I have a pandas data frame, which has a column of the hostname of each email address (over 1000 rows):
email hostname
email@example.com example.com
email2@example.com example.com
email@example2.com example2.com
email@example3.com example3.com
I want to go through each hostname and check whether it truly exists or not.
email hostname valid_hostname
email@example.com example.com True
email2@example.com example.com False
email@example2.com example2.com False
email@example3.com example3.com False
First, I extracted the hostname of each email address:
df['hostname'] = df['email'].str.split('@').str[1]
Then, I tried to check the DNS using pyIsEmail
, but that was too slow:
from pyisemail import is_email
df['valid_hostname'] = df['hostname'].apply(lambda x: is_email(x, check_dns=True))

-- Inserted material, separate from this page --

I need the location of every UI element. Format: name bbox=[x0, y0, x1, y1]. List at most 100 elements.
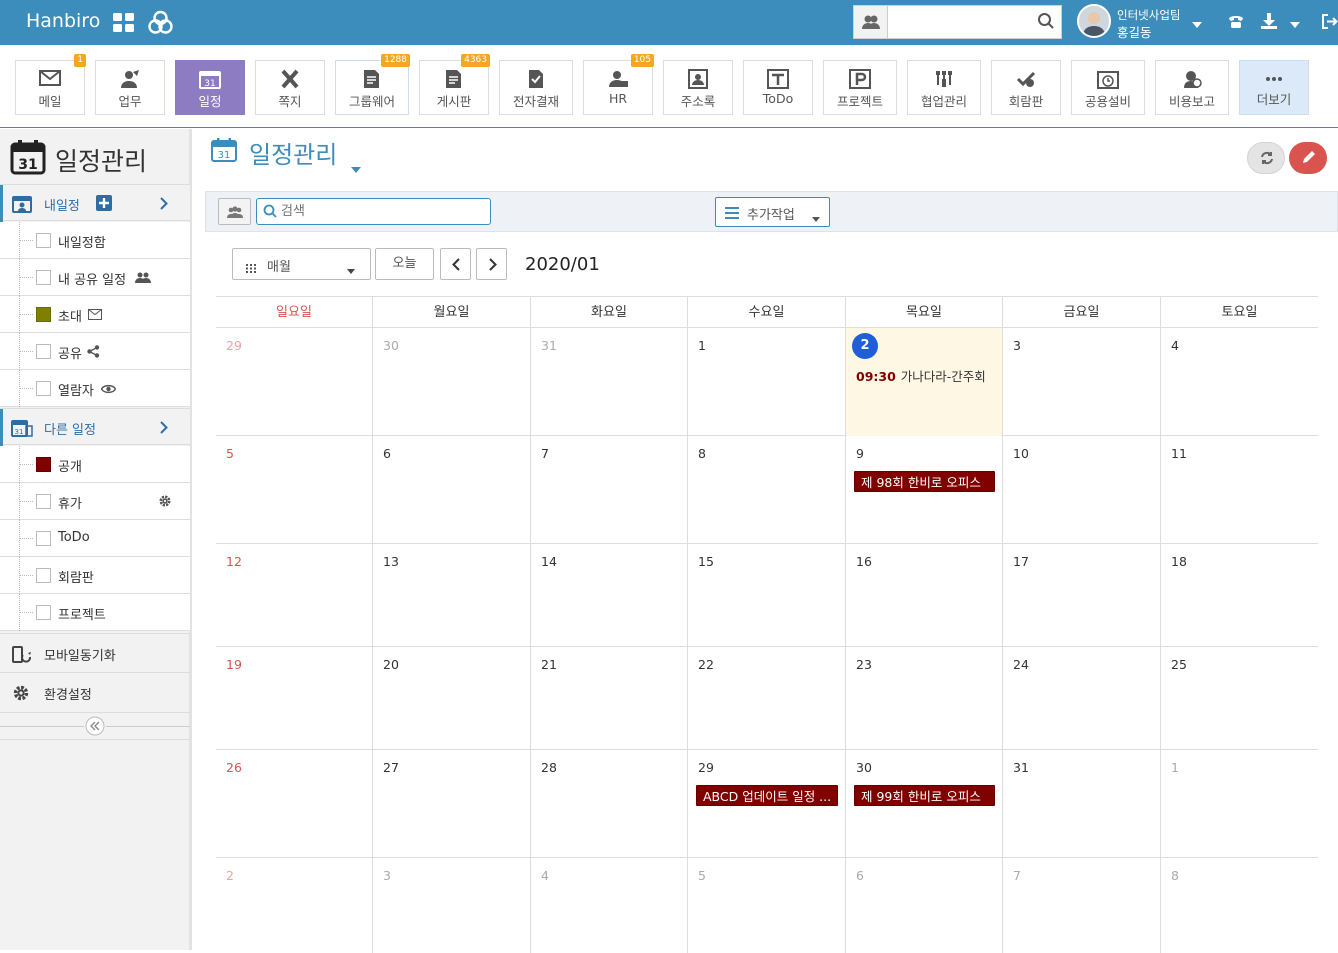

Then, I tried a multi-threaded function:
import requests
from requests.exceptions import ConnectionError
def validate_hostname_existence(hostname:str):
try:
response = requests.get(f'http://{hostname}', timeout=0.5)
except ConnectionError:
return False
else:
return True
from concurrent.futures import ThreadPoolExecutor
with ThreadPoolExecutor() as executor:
df['valid_hostname'] = pd.Series(executor.map(validate_hostname_existence, df['hostname']),index=df['hostname'].index)

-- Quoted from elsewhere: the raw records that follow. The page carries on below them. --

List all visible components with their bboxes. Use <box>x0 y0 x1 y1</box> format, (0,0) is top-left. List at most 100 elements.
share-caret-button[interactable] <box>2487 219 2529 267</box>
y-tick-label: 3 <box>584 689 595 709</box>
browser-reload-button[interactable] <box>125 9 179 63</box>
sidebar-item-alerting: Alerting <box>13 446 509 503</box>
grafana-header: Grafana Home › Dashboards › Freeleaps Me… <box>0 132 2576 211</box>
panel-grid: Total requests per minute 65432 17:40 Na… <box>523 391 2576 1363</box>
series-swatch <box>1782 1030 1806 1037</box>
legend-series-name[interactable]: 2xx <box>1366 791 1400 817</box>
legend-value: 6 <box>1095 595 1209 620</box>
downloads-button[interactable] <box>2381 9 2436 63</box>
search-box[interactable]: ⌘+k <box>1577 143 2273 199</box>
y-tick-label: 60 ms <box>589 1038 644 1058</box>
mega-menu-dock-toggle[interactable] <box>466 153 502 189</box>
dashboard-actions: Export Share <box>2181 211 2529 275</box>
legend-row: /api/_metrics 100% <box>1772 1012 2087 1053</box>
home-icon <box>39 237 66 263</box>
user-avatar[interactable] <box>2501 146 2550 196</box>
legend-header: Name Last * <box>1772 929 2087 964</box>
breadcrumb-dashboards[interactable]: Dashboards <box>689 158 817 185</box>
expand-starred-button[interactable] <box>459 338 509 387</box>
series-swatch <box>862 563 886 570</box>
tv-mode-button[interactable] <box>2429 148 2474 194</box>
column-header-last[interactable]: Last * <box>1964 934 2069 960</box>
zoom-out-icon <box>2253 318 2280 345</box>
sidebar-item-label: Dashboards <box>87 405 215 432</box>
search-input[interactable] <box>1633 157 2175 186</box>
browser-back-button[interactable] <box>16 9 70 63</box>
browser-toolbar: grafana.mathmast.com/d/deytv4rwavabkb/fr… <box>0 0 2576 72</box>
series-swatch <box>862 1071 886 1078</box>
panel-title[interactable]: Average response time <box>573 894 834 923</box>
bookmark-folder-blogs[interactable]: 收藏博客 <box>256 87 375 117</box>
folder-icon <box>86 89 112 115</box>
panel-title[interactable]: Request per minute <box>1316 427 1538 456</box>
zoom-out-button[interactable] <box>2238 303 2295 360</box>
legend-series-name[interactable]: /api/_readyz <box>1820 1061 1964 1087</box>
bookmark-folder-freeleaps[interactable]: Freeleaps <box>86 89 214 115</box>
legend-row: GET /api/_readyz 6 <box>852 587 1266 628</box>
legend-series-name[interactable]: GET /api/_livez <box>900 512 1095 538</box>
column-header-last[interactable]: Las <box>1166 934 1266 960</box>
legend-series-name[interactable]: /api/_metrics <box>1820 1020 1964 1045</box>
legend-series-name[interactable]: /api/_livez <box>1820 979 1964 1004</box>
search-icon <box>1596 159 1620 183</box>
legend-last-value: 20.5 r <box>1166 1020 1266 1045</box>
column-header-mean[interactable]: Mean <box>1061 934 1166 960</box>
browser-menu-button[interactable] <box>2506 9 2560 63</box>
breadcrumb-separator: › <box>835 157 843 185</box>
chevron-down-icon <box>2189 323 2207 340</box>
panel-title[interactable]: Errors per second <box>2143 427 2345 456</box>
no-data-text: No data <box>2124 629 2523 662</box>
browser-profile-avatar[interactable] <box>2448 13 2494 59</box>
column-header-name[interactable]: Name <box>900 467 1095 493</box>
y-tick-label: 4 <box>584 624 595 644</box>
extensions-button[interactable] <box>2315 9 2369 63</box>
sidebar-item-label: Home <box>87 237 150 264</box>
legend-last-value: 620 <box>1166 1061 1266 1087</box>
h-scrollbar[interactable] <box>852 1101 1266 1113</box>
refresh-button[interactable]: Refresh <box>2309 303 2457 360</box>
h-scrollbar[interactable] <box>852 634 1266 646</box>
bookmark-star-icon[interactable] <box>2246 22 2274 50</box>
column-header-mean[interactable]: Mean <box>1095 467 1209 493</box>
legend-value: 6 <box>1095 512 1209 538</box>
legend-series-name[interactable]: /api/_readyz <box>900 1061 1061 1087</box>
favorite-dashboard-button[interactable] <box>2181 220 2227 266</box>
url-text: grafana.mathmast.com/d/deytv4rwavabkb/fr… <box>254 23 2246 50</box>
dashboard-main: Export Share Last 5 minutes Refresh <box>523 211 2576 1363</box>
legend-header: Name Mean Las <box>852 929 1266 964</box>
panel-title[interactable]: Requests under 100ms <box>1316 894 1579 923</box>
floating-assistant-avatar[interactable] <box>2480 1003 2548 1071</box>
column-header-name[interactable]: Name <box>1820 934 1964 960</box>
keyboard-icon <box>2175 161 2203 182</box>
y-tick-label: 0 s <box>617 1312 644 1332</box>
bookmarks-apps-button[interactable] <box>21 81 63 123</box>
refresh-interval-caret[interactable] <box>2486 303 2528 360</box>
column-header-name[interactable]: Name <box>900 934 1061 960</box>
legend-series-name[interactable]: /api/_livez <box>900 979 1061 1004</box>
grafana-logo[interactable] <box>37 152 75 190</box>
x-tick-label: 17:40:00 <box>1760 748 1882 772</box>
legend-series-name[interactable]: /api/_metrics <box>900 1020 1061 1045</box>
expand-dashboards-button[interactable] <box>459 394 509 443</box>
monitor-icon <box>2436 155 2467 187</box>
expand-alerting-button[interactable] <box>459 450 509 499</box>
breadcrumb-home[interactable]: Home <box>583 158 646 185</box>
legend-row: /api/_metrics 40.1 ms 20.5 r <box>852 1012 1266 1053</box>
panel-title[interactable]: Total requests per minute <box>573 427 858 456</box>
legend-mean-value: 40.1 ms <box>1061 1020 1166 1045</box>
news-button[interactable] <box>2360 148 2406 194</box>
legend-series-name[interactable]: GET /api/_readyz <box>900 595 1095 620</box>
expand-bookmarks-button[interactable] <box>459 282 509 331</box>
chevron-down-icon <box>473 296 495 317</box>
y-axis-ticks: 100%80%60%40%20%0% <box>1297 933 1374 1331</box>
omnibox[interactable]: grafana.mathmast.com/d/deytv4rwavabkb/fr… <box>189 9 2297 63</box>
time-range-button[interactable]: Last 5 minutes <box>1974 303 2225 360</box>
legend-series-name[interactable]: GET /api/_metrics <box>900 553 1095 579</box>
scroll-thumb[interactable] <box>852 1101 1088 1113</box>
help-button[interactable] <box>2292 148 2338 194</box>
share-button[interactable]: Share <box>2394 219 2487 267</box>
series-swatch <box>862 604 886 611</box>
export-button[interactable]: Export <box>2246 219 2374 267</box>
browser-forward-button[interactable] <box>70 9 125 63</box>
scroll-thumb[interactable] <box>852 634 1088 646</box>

But that did not go so well, too, as I'm pretty new to parallel functions. It has multiple errors, and I believe it can be much more beneficial if I could somehow first check whether this hostname got checked already and skip the entire request all over again. I would like to go as far as I can without actually sending an email.
Is there a library or a way to accomplish this? As I could not find a proper solution to this problem so far.